Nur Otan, the ruling party of the long-serving leader, won a landslide victory, as expected, with 81 percent of the vote in Sunday’s election. Two other parties, broadly sympathetic to the government, got over the 7 percent threshold to enter parliament.
By finishing second, the pro-business Ak Zhol Party would have won seats regardless of whether it cleared the threshold after changes to the electoral law guaranteed the end of the one-party chamber.
Ak Zhol polled 7.5 percent and the Communist People’s Party of Kazakhstan 7.2 percent. Turnout among the 9.3 million registered voters was 75 percent, the Central Election Commission said.
Nazarbayev, 71, hailed his party’s victory as a sign of national unity one month after protests by sacked oil workers in the western town of Zhanaozen erupted into clashes that killed at least 16 people.
“Someone or other wanted to turn this to their advantage, to use the Zhanaozen events for political gain,” Nazarbayev said. “Residents of Zhanaozen gave their answer: nearly 70 percent voted for Nur Otan,” he said to rapturous applause at a victory rally in a sports center attended by thousands of party members.
Nazarbayev overruled a -decision by the Constitutional Council to cancel the election in Zhanaozen, part of a public show of support for the oil workers after the riots. He also fired several high-ranking officials, including his son-in-law.
The decision to allow parties other than Nur Otan into parliament appears designed to create a veneer of democracy and ease frustration over the unequal distribution of oil riches in the former Soviet republic ruled by Nazarbayev since 1989.
“The gap between rich and poor is too big. We shouldn’t have splendor and squalor side-by-side,” said Valentina, a pensioner in Kazakhstan’s commercial capital and largest city Almaty, where voter turnout of 41 percent was the lowest in the country.

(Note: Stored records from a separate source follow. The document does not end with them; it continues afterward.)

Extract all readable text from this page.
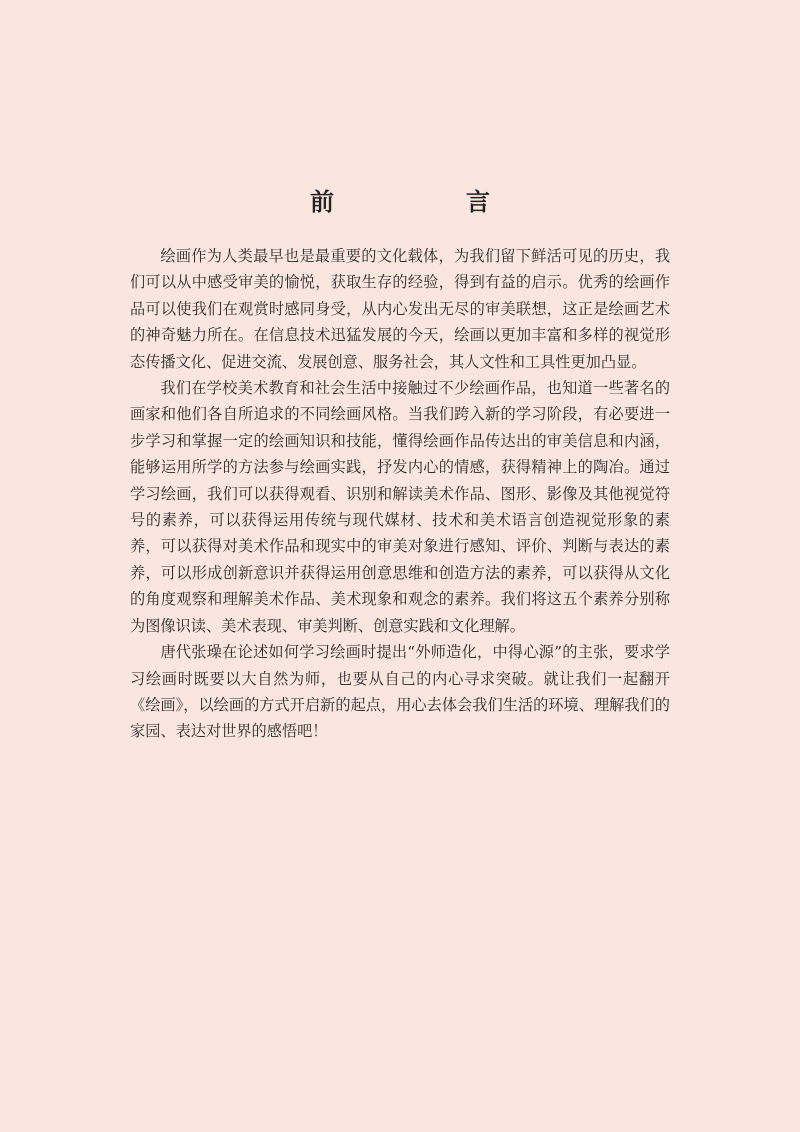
前　言

绘画作为人类最早也是最重要的文化载体，为我们留下鲜活可见的历史，我们可以从中感受审美的愉悦，获取生存的经验，得到有益的启示。优秀的绘画作品可以使我们在观赏时感同身受，从内心发出无尽的审美联想，这正是绘画艺术的神奇魅力所在。在信息技术迅猛发展的今天，绘画以更加丰富和多样的视觉形态传播文化、促进交流、发展创意、服务社会，其人文性和工具性更加凸显。

我们在学校美术教育和社会生活中接触过不少绘画作品，也知道一些著名的画家和他们各自所追求的不同绘画风格。当我们跨入新的学习阶段，有必要进一步学习和掌握一定的绘画知识和技能，懂得绘画作品传达出的审美信息和内涵，能够运用所学的方法参与绘画实践，抒发内心的情感，获得精神上的陶冶。通过学习绘画，我们可以获得观看、识别和解读美术作品、图形、影像及其他视觉符号的素养，可以获得运用传统与现代媒材、技术和美术语言创造视觉形象的素养，可以获得对美术作品和现实中的审美对象进行感知、评价、判断与表达的素养，可以形成创新意识并获得运用创意思维和创造方法的素养，可以获得从文化的角度观察和理解美术作品、美术现象和观念的素养。我们将这五个素养分别称为图像识读、美术表现、审美判断、创意实践和文化理解。

唐代张璪在论述如何学习绘画时提出“外师造化，中得心源”的主张，要求学习绘画时既要以大自然为师，也要从自己的内心寻求突破。就让我们一起翻开《绘画》，以绘画的方式开启新的起点，用心去体会我们生活的环境、理解我们的家园、表达对世界的感悟吧！
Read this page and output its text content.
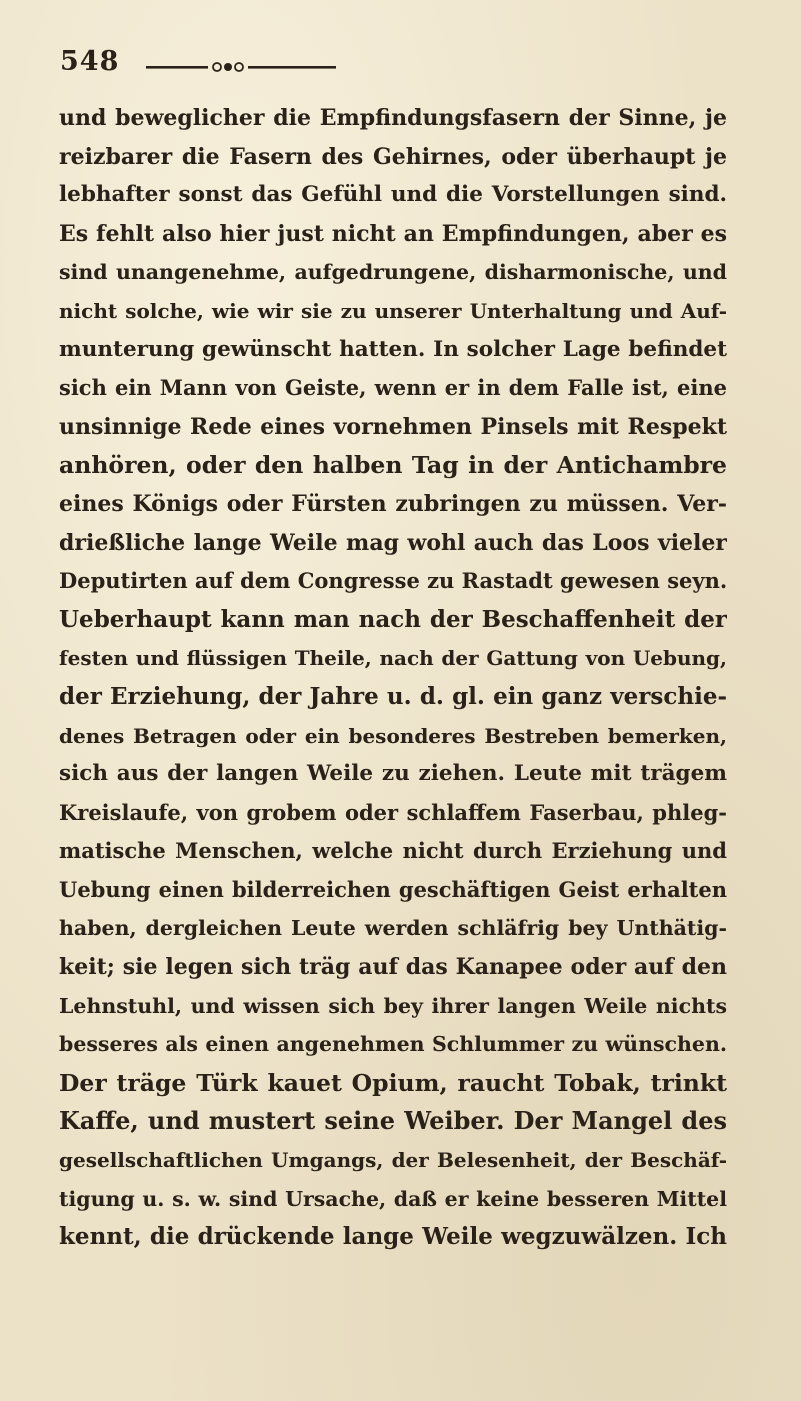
548
und beweglicher die Empfindungsfasern der Sinne, je
reizbarer die Fasern des Gehirnes, oder überhaupt je
lebhafter sonst das Gefühl und die Vorstellungen sind.
Es fehlt also hier just nicht an Empfindungen, aber es
sind unangenehme, aufgedrungene, disharmonische, und
nicht solche, wie wir sie zu unserer Unterhaltung und Auf-
munterung gewünscht hatten. In solcher Lage befindet
sich ein Mann von Geiste, wenn er in dem Falle ist, eine
unsinnige Rede eines vornehmen Pinsels mit Respekt
anhören, oder den halben Tag in der Antichambre
eines Königs oder Fürsten zubringen zu müssen. Ver-
drießliche lange Weile mag wohl auch das Loos vieler
Deputirten auf dem Congresse zu Rastadt gewesen seyn.
Ueberhaupt kann man nach der Beschaffenheit der
festen und flüssigen Theile, nach der Gattung von Uebung,
der Erziehung, der Jahre u. d. gl. ein ganz verschie-
denes Betragen oder ein besonderes Bestreben bemerken,
sich aus der langen Weile zu ziehen. Leute mit trägem
Kreislaufe, von grobem oder schlaffem Faserbau, phleg-
matische Menschen, welche nicht durch Erziehung und
Uebung einen bilderreichen geschäftigen Geist erhalten
haben, dergleichen Leute werden schläfrig bey Unthätig-
keit; sie legen sich träg auf das Kanapee oder auf den
Lehnstuhl, und wissen sich bey ihrer langen Weile nichts
besseres als einen angenehmen Schlummer zu wünschen.
Der träge Türk kauet Opium, raucht Tobak, trinkt
Kaffe, und mustert seine Weiber. Der Mangel des
gesellschaftlichen Umgangs, der Belesenheit, der Beschäf-
tigung u. s. w. sind Ursache, daß er keine besseren Mittel
kennt, die drückende lange Weile wegzuwälzen. Ich
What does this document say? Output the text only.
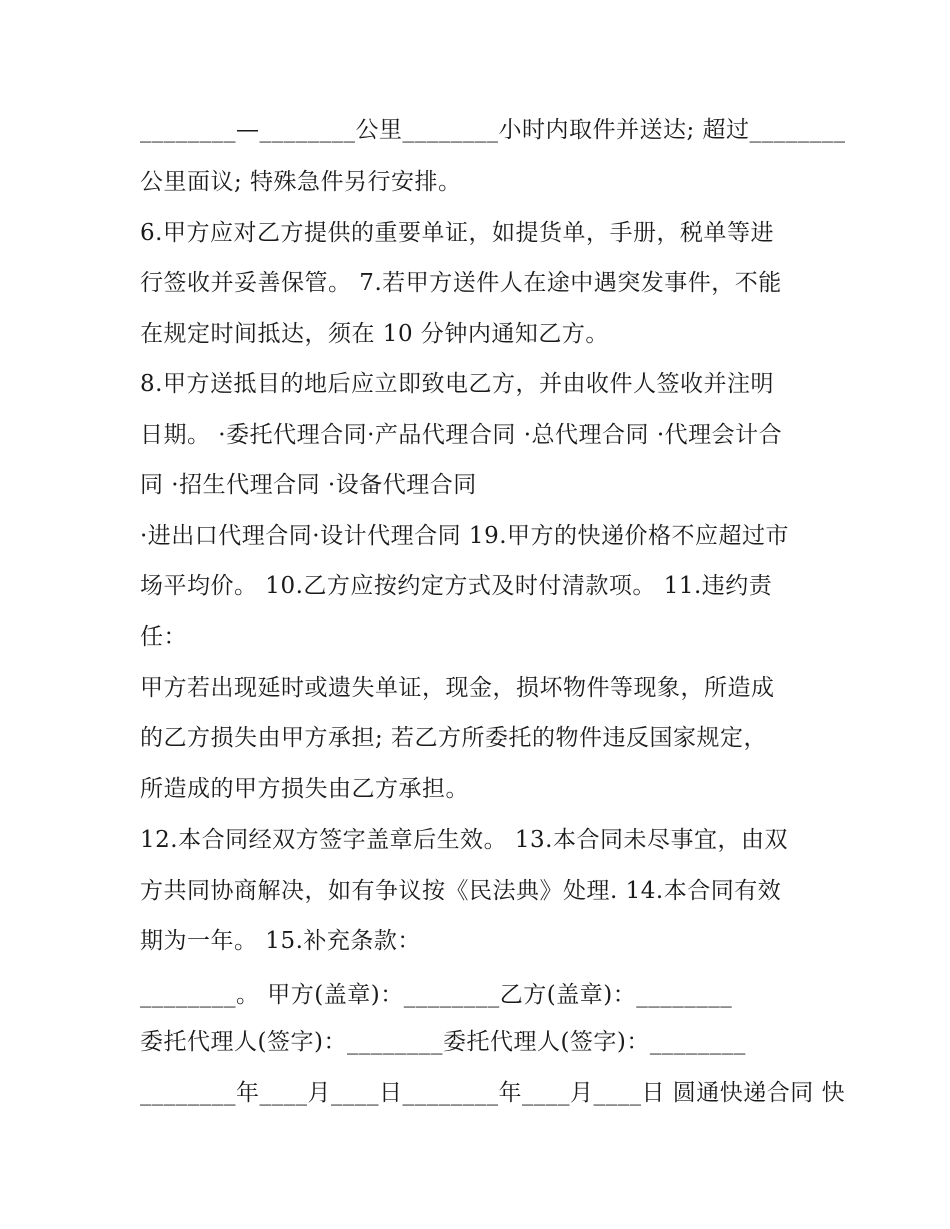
________—________公里________小时内取件并送达; 超过________
公里面议; 特殊急件另行安排。
6.甲方应对乙方提供的重要单证，如提货单，手册，税单等进
行签收并妥善保管。 7.若甲方送件人在途中遇突发事件，不能
在规定时间抵达，须在 10 分钟内通知乙方。
8.甲方送抵目的地后应立即致电乙方，并由收件人签收并注明
日期。 ·委托代理合同·产品代理合同 ·总代理合同 ·代理会计合
同 ·招生代理合同 ·设备代理合同
·进出口代理合同·设计代理合同 19.甲方的快递价格不应超过市
场平均价。 10.乙方应按约定方式及时付清款项。 11.违约责
任：
甲方若出现延时或遗失单证，现金，损坏物件等现象，所造成
的乙方损失由甲方承担; 若乙方所委托的物件违反国家规定，
所造成的甲方损失由乙方承担。
12.本合同经双方签字盖章后生效。 13.本合同未尽事宜，由双
方共同协商解决，如有争议按《民法典》处理. 14.本合同有效
期为一年。 15.补充条款：
________。 甲方(盖章)：________乙方(盖章)：________
委托代理人(签字)：________委托代理人(签字)：________
________年____月____日________年____月____日 圆通快递合同 快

Stability in Kazakhstan had been upset by a series of Islamist-inspired attacks even before the riots in Zhanaozen, which also spread to other parts of the Mangistau region.
Kazakhstan’s leaders are also wary after mass protests greeted a disputed election last month in Russia, still the country’s biggest trading partner and a cultural reference point for its millions of Russian-speaking citizens.
Despite official claims of a transparent election, critics of Nazarbayev have cried foul after being excluded from the vote. Politician Bolat Abilov said his All-National Social Democratic Party was the only true opposition party represented.
Abilov was removed from his party list for an incomplete asset declaration. His party polled 1.6 percent to finish fourth of seven parties.
Social Democratic Party -secretary-general Amirzhan Kosanov, said he doubted the veracity of the polls.
“If there are mass falsifications, we will express our views in a protest against this sort of election,” he said.